Davidson is working to renew the center’s NCI core grant, which will sustain key functions and prime future progress. Another goal is to help ensure that scientific discoveries move more quickly from bench to bedside, so patients throughout UPCI’s affiliated hospital network—and ultimately cancer patients everywhere—benefit quickly from the University’s innovative research. She seeks to cement Pitt’s strengths in fields such as cancer immunology and virology, while enlisting departments such as computational and structural biology to figure out what makes cancer cells tick at the most fundamental level.

Moving forward, Davidson—who has won numerous awards and honors throughout her career—also will begin to grapple with helping UPCI to fulfill its aspirations of being among the top five academic cancer centers in the country. “Of course, our most important ranking is how we do with our patients and against cancer,” she says.

Davidson is aware of the profound impact her work has on the lives of women who have been diagnosed with breast cancer. This helps her stay focused on her ultimate mission at Pitt—to bring the world closer to a cure for all types of cancer. Although progress has been made in recent decades, cancer still is responsible for about 560,000 deaths annually and remains a leading killer of Americans.
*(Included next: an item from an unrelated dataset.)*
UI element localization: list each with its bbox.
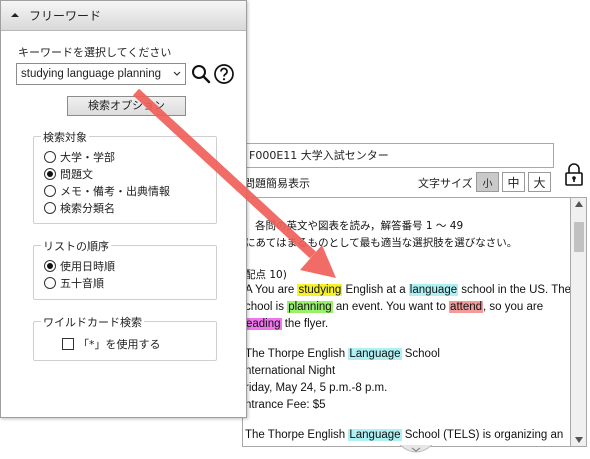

Cancer, which is actually a collection of more than 200 diseases, remains a complex and formidable foe. In her role with UPCI, Davidson will continue to build an impressive arsenal of experts, technologies, and scientific firsts to disrupt and dismantle malignant processes. And she’ll rely on another strength, too: “I have learned from my patients that people are amazing in the way they operate under adversity of all types, that people are survivors.”

(Aspects of this article were drawn from Jennifer Bails’ feature story, “The Science of Caring,” which appeared in the summer 2009 issue of Pitt Magazine.)